Intro - Chptr 7/Taxation Flashcards
Consumer surplus?
The value the consumer gets from buying a product less its price, i.e. it is the difference between the price the buyers would have been willing to pay and the price they actually had to pay.
Producer surplus
The price the producer sells a product for, less the cost of producing it, i.e. it is the difference between the price sellers would have been willing to accept and the price they actually received as payment.
Cost of taxation to society includes what 3 things?
(1) direct cost of revenue paid to government; (2) loss of consumer and supplier surplus caused by the tax; and (3) and the cost of administering the tax codes.
What does the “benefit principle of taxation” state?
Individuals who receive the benefit of the good or service should pay the tax necessary to supply that good. e.g. some people pay more gas taxes because they use the road more.
What does the “ability-to-pay principle” state?
Individuals who are most able to bear the burden of the tax should pay the tax.
Deadweight loss and welfare loss triangle
Deadweight loss: The loss of consumer and producer surplus from a tax which is shown graphically by the welfare loss triangle- a graphic representation of the welfare cost in terms of misallocated resources caused by a deviation from a supply/demand equilibrium.
Who bears the burden of a tax?
Who bears the burden of the tax depends upon who is best able to change his behavior in response to tax, or who has the greater elasticity. The more inelastic one’s relative supply & demand, the larger the burden of the tax one will bear. This isn’t necessarily the group that physically pays the tax.

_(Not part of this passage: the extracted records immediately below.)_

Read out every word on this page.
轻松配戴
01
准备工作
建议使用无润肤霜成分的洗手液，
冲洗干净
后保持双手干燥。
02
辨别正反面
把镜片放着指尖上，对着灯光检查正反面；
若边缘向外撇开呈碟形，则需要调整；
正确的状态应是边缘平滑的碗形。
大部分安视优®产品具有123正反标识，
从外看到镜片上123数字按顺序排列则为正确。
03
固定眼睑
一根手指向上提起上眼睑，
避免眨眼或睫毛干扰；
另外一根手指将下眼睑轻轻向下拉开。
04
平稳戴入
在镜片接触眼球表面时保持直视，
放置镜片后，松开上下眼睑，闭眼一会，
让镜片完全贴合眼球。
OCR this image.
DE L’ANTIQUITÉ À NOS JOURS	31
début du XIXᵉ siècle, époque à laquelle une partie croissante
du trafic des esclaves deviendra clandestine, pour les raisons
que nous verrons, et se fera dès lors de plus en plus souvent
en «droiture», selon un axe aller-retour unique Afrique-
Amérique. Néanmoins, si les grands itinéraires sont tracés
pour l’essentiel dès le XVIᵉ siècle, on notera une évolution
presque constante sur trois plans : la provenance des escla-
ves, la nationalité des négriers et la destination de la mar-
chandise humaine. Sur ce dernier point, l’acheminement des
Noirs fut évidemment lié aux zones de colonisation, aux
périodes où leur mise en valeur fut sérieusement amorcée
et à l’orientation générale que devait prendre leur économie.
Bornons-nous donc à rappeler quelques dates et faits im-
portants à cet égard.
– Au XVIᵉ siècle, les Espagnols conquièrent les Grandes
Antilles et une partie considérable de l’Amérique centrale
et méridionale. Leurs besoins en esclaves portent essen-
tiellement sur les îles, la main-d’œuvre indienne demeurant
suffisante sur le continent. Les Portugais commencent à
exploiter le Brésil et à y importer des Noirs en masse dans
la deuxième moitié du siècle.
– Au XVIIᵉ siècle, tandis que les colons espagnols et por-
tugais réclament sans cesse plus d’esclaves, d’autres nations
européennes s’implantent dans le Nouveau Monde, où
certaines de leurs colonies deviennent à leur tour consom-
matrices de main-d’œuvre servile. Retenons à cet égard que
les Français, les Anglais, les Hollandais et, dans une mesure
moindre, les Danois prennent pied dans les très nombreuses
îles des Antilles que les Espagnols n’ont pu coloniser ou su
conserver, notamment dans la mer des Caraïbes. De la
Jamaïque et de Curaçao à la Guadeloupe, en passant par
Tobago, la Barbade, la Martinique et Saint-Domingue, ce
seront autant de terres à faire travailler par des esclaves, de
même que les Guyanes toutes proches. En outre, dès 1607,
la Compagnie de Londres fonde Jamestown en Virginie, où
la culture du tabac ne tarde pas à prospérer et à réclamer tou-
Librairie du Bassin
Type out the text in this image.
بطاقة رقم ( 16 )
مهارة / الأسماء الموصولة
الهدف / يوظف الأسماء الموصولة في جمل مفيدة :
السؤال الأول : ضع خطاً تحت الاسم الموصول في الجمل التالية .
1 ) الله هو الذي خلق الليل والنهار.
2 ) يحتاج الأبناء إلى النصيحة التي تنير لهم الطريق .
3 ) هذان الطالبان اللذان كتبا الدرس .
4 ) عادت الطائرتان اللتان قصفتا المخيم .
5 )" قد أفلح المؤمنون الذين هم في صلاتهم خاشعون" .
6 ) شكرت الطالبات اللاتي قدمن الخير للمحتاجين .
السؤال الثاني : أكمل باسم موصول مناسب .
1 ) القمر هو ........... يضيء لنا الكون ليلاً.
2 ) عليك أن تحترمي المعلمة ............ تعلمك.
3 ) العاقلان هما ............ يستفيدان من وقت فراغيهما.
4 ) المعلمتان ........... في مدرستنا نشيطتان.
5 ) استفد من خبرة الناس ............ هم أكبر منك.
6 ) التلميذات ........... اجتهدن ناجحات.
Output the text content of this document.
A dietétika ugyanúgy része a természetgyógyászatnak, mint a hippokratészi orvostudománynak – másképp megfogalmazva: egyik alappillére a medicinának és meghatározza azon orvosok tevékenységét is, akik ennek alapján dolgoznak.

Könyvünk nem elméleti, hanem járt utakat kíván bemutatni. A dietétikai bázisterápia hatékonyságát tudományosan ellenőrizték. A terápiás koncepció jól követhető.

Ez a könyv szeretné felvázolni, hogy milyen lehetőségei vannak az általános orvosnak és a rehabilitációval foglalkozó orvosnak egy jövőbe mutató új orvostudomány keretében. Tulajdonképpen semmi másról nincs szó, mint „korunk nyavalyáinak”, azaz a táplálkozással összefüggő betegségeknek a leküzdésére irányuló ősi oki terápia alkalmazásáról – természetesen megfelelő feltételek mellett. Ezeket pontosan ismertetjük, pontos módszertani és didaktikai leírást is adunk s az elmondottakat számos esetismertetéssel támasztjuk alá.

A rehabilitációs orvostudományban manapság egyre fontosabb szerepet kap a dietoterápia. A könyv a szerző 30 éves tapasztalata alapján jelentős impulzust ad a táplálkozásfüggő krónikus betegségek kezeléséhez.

What is another phrase for tax burden relating to who carries the burden?
Tax incidence.
If the government wants to minimize the welfare loss caused by taxation, what types of goods should it tax? (re: elastic/inelastic)
Goods with inelastic supplies or demands. This is what broad-based taxes such as income and sales taxes do.
What is the formula to determine fraction of tax borne by demander?
fraction borne by demander = E(supply) / E(demand) + E(supply)
What is the formula for the fraction of a tax borne by supplier?
fraction borne by supplier = E(demand) / E(demand) + E(supply)
Price ceiling
government-set price below the market equilibrium price; it is a combination implicit tax on suppliers and implicit subsidy to consumers.
Price floors
Government-set prices above equilibrium price; these can be seen as a tax on consumers and subsidy to producers- these transfer consumer surplus to producers.
How do price ceilings differ from taxes?
Price ceilings differ from taxes in that price ceilings create shortages and taxes don’t.
Rent-seeking
An activity designed to transfer surplus from one group to another.